When Chief Justice John Roberts emerged from behind the red curtain and took his seat at the center of the Supreme Court bench last Thursday, he did not look like his usual self. The brisk confidence of the Midwestern burgher was absent, replaced by a more sombre mien. His eyes were red-rimmed and downcast, his voice nearly a mumble. The announcement of the Court’s decision in National Federation of Independent Business v. Sebelius was clearly an unhappy duty for him. It’s easy to see why. By affirming the constitutionality of the Affordable Care Act—the legislative cornerstone of Barack Obama’s Presidency—Roberts was disappointing those closest to him. Roberts was a professional Republican: a staffer in the Reagan and Bush I Administrations, a judge and a Justice thanks to Bush II. And here, alone and exposed, Roberts joined with the Court’s four liberals to dash the Republican Party’s most fervent wishes. It was a singular act of courage.

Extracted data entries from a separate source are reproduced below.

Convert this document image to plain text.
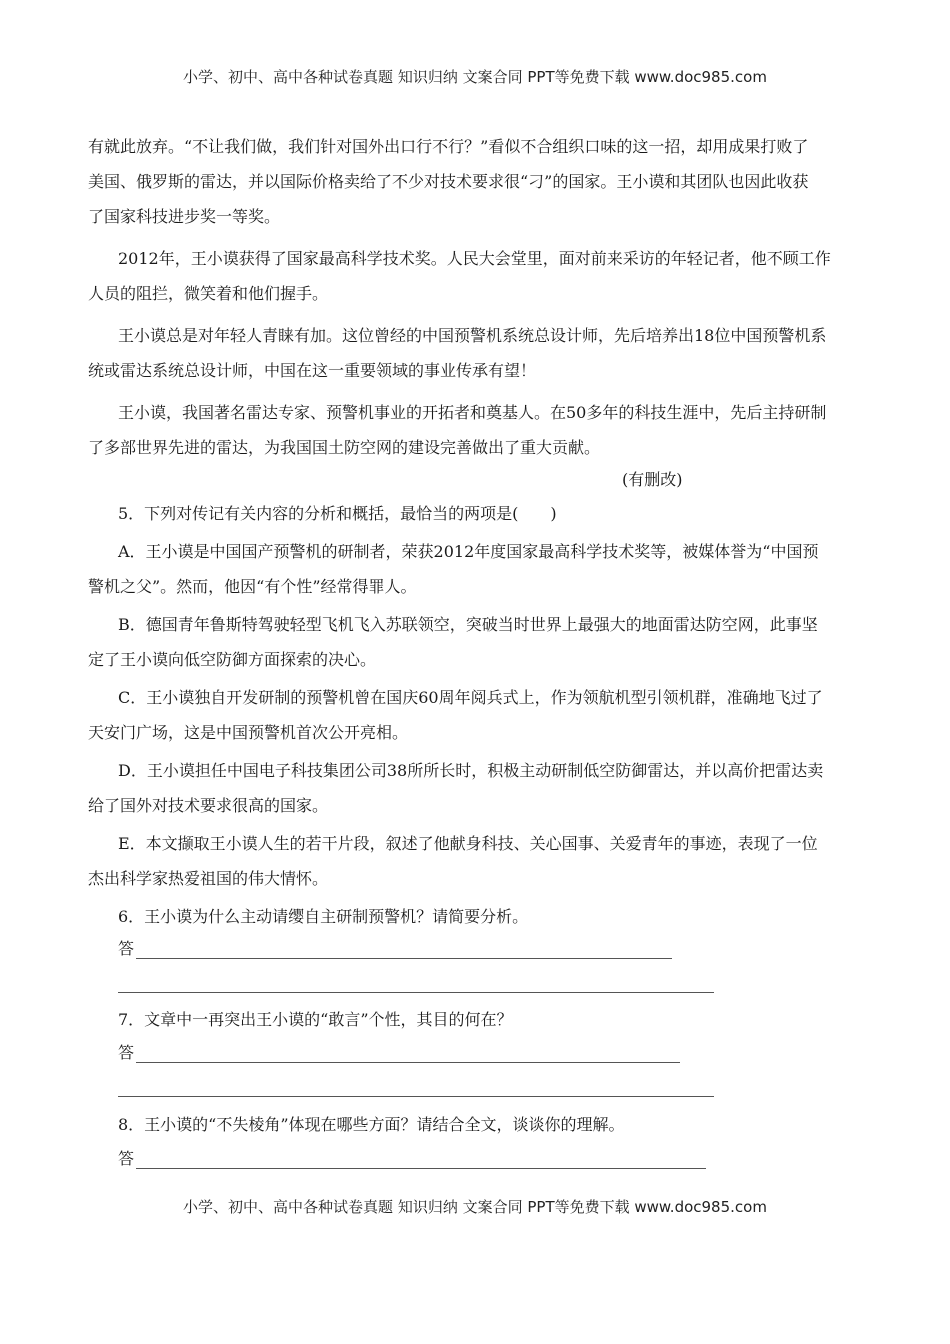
小学、初中、高中各种试卷真题 知识归纳 文案合同 PPT等免费下载 www.doc985.com
有就此放弃。“不让我们做，我们针对国外出口行不行？”看似不合组织口味的这一招，却用成果打败了
美国、俄罗斯的雷达，并以国际价格卖给了不少对技术要求很“刁”的国家。王小谟和其团队也因此收获
了国家科技进步奖一等奖。
2012年，王小谟获得了国家最高科学技术奖。人民大会堂里，面对前来采访的年轻记者，他不顾工作
人员的阻拦，微笑着和他们握手。
王小谟总是对年轻人青睐有加。这位曾经的中国预警机系统总设计师，先后培养出18位中国预警机系
统或雷达系统总设计师，中国在这一重要领域的事业传承有望！
王小谟，我国著名雷达专家、预警机事业的开拓者和奠基人。在50多年的科技生涯中，先后主持研制
了多部世界先进的雷达，为我国国土防空网的建设完善做出了重大贡献。
(有删改)
5．下列对传记有关内容的分析和概括，最恰当的两项是(　　)
A．王小谟是中国国产预警机的研制者，荣获2012年度国家最高科学技术奖等，被媒体誉为“中国预
警机之父”。然而，他因“有个性”经常得罪人。
B．德国青年鲁斯特驾驶轻型飞机飞入苏联领空，突破当时世界上最强大的地面雷达防空网，此事坚
定了王小谟向低空防御方面探索的决心。
C．王小谟独自开发研制的预警机曾在国庆60周年阅兵式上，作为领航机型引领机群，准确地飞过了
天安门广场，这是中国预警机首次公开亮相。
D．王小谟担任中国电子科技集团公司38所所长时，积极主动研制低空防御雷达，并以高价把雷达卖
给了国外对技术要求很高的国家。
E．本文撷取王小谟人生的若干片段，叙述了他献身科技、关心国事、关爱青年的事迹，表现了一位
杰出科学家热爱祖国的伟大情怀。
6．王小谟为什么主动请缨自主研制预警机？请简要分析。
答
7．文章中一再突出王小谟的“敢言”个性，其目的何在？
答
8．王小谟的“不失棱角”体现在哪些方面？请结合全文，谈谈你的理解。
答
小学、初中、高中各种试卷真题 知识归纳 文案合同 PPT等免费下载 www.doc985.com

One hopes, then, that it is not too churlish to point out that this should have been an easy case. The core dispute before the Court involved the portion of the A.C.A. which requires all Americans, eventually, to have health insurance. Failure to comply with the so-called individual mandate subjects scofflaws to a modest fee, to be paid when they file their tax returns. The basic idea for the mandate had bounced around policy circles for years, usually with Republican sponsors. As governor of Massachusetts, Mitt Romney implemented an individual-mandate system; as President, Obama based his proposal, more or less, on Romney’s. For two decades—from the mandate’s début in a policy proposal released by the right-wing Heritage Foundation to shortly before Congress voted on the A.C.A.—no one suggested that there was any constitutional problem with the idea. This is because there isn’t one. ...Jeffrey Toobin, New Yorker
Bottom line: The minority justices' individual decisions were either based on the Constitution (which is what decisions are supposed to be) or they were personal and political. Since they weren't -- clearly -- about Constitutional law, they were the latter. In the majority, Roberts managed to save the legislation but lose the respect of those who saw him do an amateurish, embarrassing pole dance around the Commerce Clause, deliberately leaving it open to further depradation. "If Roberts has succeeded in limiting the scope of federal power, the health-care decision may look very different from how it looks today," as Toobin points out.
And that's what makes it impossible to regard Roberts' presumed effort to restore the Court's bona fides as anything but useless. It leaves us with a discredited Court (we've learned to live with that since 2000) and a chief justice who is, one way or another, a disappointment to all.